Kıdem Tazminatı Son Ücret Üzerinden mi Hesaplanır?
T.C
YARGITAY
22. Hukuk Dairesi
Esas No: 2015/7098
Karar No: 2016/12061
Tarih: 25 Nisan 2016
MAHKEMESİ :Asliye Hukuk Mahkemesi
DAVA : Davacı, kıdem tazminatı alacağının ödetilmesine karar verilmesini istemiştir.
Mahkeme, isteği kısmen hüküm altına almıştır.
Hüküm süresi içinde davalı avukatı tarafından temyiz edilmiş olmakla, dava dosyası için Tetkik Hakimi … tarafından düzenlenen rapor dinlendikten sonra dosya incelendi, gereği konuşulup düşünüldü:
Davacı İsteminin Özeti:
Davacı, kıdem tazminatı alacağının tahsilini istemiştir.
Davalı Cevabının Özeti:
Davalı, davanın reddini talep etmiştir.
Mahkeme Kararının Özeti:
Mahkemece, toplanan kanıtlar ve bilirkişi raporuna dayanılarak davanın kısmen kabulüne karar verilmiştir.
Temyiz:
Kararı davalı temyiz etmiştir.
Gerekçe:
Kıdem tazminatı hesabında dikkate alınması gereken ücret noktasında taraflar arasında uyuşmazlık söz konusudur.
Kıdem tazminatı hesabında esas alınacak ücret, işçinin son ücretidir.
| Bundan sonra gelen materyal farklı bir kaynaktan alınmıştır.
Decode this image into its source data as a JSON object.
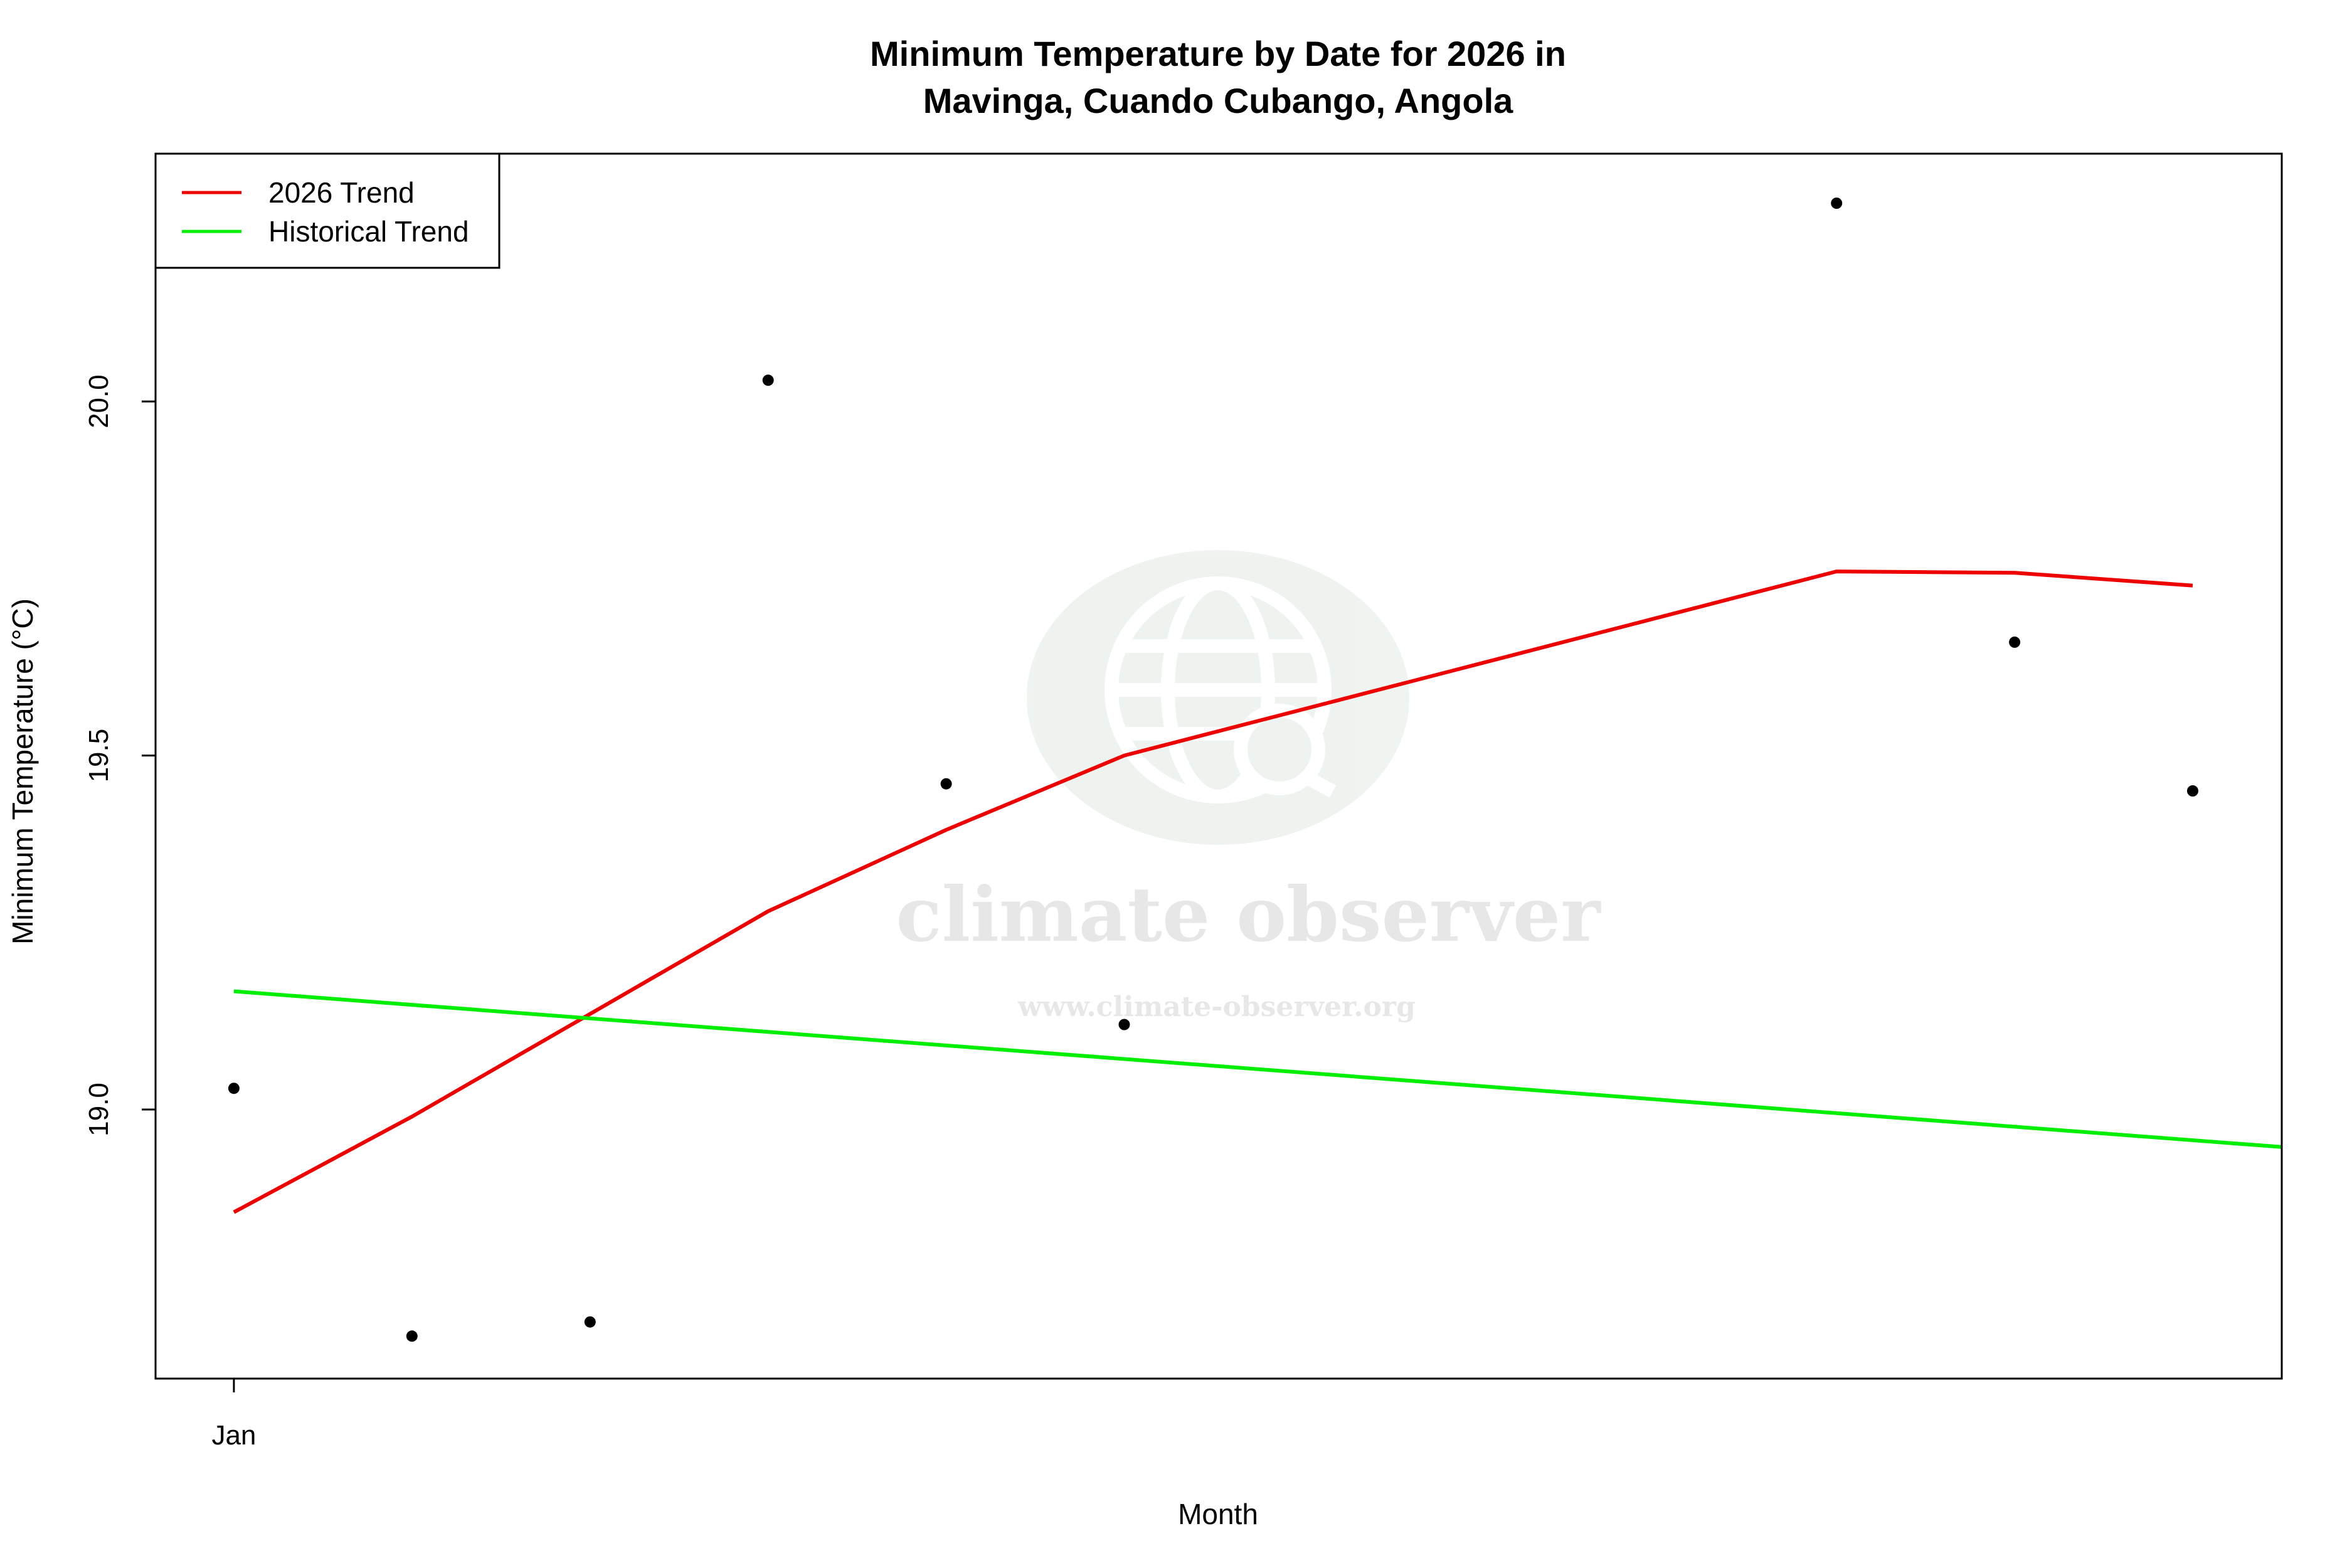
{
  "chart_data": {
    "type": "scatter",
    "title_line1": "Minimum Temperature by Date for 2026 in",
    "title_line2": "Mavinga, Cuando Cubango, Angola",
    "xlabel": "Month",
    "ylabel": "Minimum Temperature (°C)",
    "x_tick_labels": [
      {
        "x": 0,
        "label": "Jan"
      }
    ],
    "y_ticks": [
      19.0,
      19.5,
      20.0
    ],
    "y_tick_labels": [
      "19.0",
      "19.5",
      "20.0"
    ],
    "xlim": [
      -0.44,
      11.5
    ],
    "ylim": [
      18.62,
      20.35
    ],
    "legend_position": "top-left",
    "grid": false,
    "points": {
      "x": [
        0,
        1,
        2,
        3,
        4,
        5,
        9,
        10,
        11
      ],
      "y": [
        19.03,
        18.68,
        18.7,
        20.03,
        19.46,
        19.12,
        20.28,
        19.66,
        19.45
      ],
      "color": "#000000"
    },
    "series": [
      {
        "name": "2026 Trend",
        "color": "#ee0000",
        "x": [
          0,
          1,
          2,
          3,
          4,
          5,
          9,
          10,
          11
        ],
        "y": [
          18.855,
          18.99,
          19.135,
          19.28,
          19.395,
          19.5,
          19.76,
          19.758,
          19.74
        ]
      },
      {
        "name": "Historical Trend",
        "color": "#00ee00",
        "x": [
          0,
          11.5
        ],
        "y": [
          19.167,
          18.947
        ]
      }
    ],
    "watermark": {
      "name": "climate observer",
      "url": "www.climate-observer.org"
    }
  }
}
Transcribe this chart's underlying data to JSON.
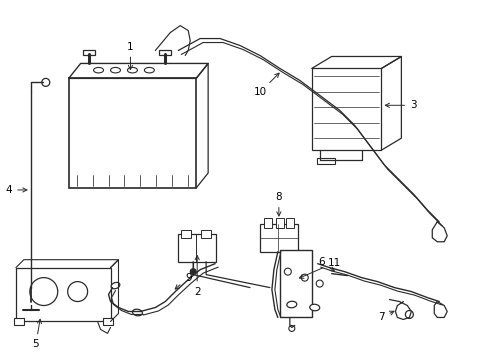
{
  "bg_color": "#ffffff",
  "line_color": "#2a2a2a",
  "label_color": "#000000",
  "figsize": [
    4.89,
    3.6
  ],
  "dpi": 100
}
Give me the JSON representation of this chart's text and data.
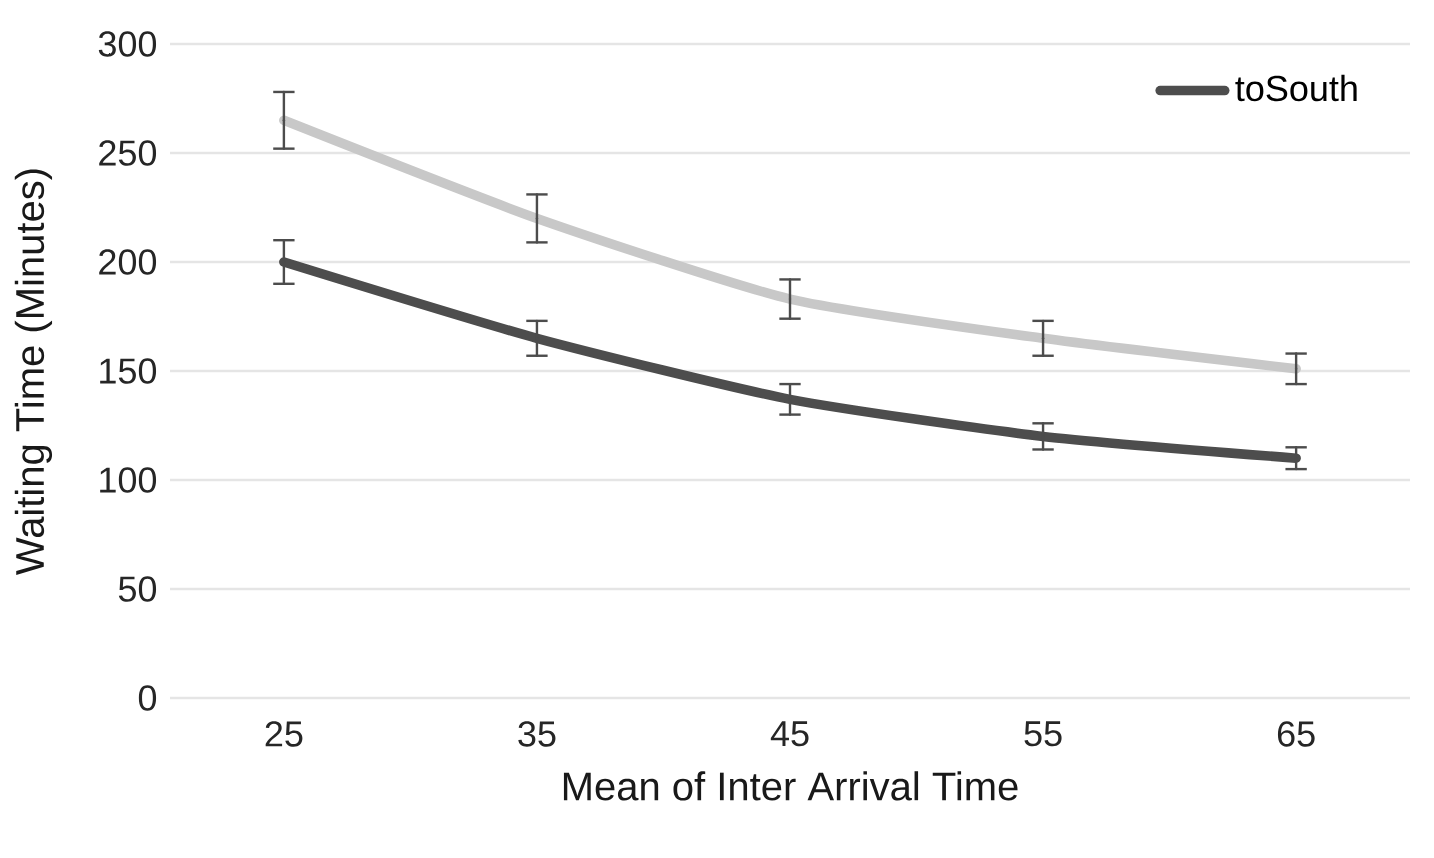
{
  "chart_data": {
    "type": "line",
    "xlabel": "Mean of Inter Arrival Time",
    "ylabel": "Waiting Time (Minutes)",
    "categories": [
      "25",
      "35",
      "45",
      "55",
      "65"
    ],
    "series": [
      {
        "name": "toSouth",
        "color": "#4d4d4d",
        "values": [
          200,
          165,
          137,
          120,
          110
        ],
        "errors": [
          10,
          8,
          7,
          6,
          5
        ]
      },
      {
        "color": "#c8c8c8",
        "values": [
          265,
          220,
          183,
          165,
          151
        ],
        "errors": [
          13,
          11,
          9,
          8,
          7
        ]
      }
    ],
    "ylim": [
      0,
      300
    ],
    "yticks": [
      0,
      50,
      100,
      150,
      200,
      250,
      300
    ],
    "grid": "y",
    "legend": "top right",
    "marker": "none",
    "line_style": "solid"
  }
}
Başka bir anlatımla, iş sözleşmesinin feshedildiği anda geçerli olan ücrettir. İhbar öneli tanınmak suretiyle yapılan fesihte önelin bittiği tarihte fesih gerçekleştiğinden, önelin bittiği tarihteki ücret esas alınmalıdır. Bildirim öneli tanınmaksızın ve ihbar tazminatı da ödenmeden (tam olarak ödenmeden) işverence yapılan fesih durumunda ise, bildirim öneli sonuna kadar işyerinde uygulamaya konulan ücret artışından, iş sözleşmesi feshedilen işçinin de yararlanması ve tazminatının bu artan ücret esas alınarak hesaplanması gerekir.
Kıdem tazminatı hesabında dikkate alınması gereken ücret, işçinin brüt ücretidir. O halde, kıdem tazminatı, işçinin fiilen eline geçen ücreti üzerinden değil, sigorta primi, vergi sendika aidatı gibi kesintiler yapılmaksızın belirlenen brüt ücret göz önünde tutularak hesaplanır.
4857 sayılı İş Kanunu’nun 120. maddesi uyarınca yürürlüğü devam eden mülga 1475 sayılı İş Kanunu’nun 14. maddesinde, “Toplu sözleşmelerle ve hizmet akitleriyle belirlenen kıdem tazminatlarının yıllık miktarı, Devlet Memurları Kanununa tabi en yüksek Devlet memuruna 5434 sayılı T.C. Emekli Sandığı Kanunu hükümlerine göre bir hizmet yılı için ödenecek azami emeklilik ikramiyesini geçemez” şeklinde kurala yer verilmiştir. Belirtilen üst sınır, “genel tavan” olarak adlandırılabilir. En yüksek devlet memuru da Başbakanlık Müsteşarı olduğundan genel tavan, bu görevdeki kişinin emekliliği halinde Emekli Sandığınca ödenecek olan bir yıllık ikramiye oranını geçemeyecektir.
Genel tavan, iş sözleşmesinin feshedildiği andaki tavandır. Önelli fesih halinde önelin son bulduğu tarih tavanın tespitinde dikkate alınır. İstirahat raporu içinde iş sözleşmesinin işverence feshi halinde ise, rapor bitimi tarihi feshin yapıldığı tarih sayılacağından, bu tarihteki tavan gözetilmelidir. İşverence ihbar öneli tanınmaksızın işçinin iş sözleşmesinin feshine rağmen ihbar tazminatının ödenmemiş olması durumunda, önel süresi içinde meydana gelen tavan artışından işçinin yararlanabileceği Dairemizce kabul edilmektedir.
Somut olayda davacının iş sözleşmesi 04.01.2013 tarihinde sona ermiştir. Bu tarih itibariyle mülga 1475 sayılı Kanun’un 14. maddesi uyarınca kıdem tazminatı tavanı 3.129,24TL’dir. Kıdem tazminatı tavanın aşılamayacağı emredici kuraldır. Davacının bordroya göre ücreti brüt 3.419,50 TL’dir. Davacının ücreti üzerinden, tavan aşılarak hesaplama yapılması hatalı olup bozmayı gerektirmiştir.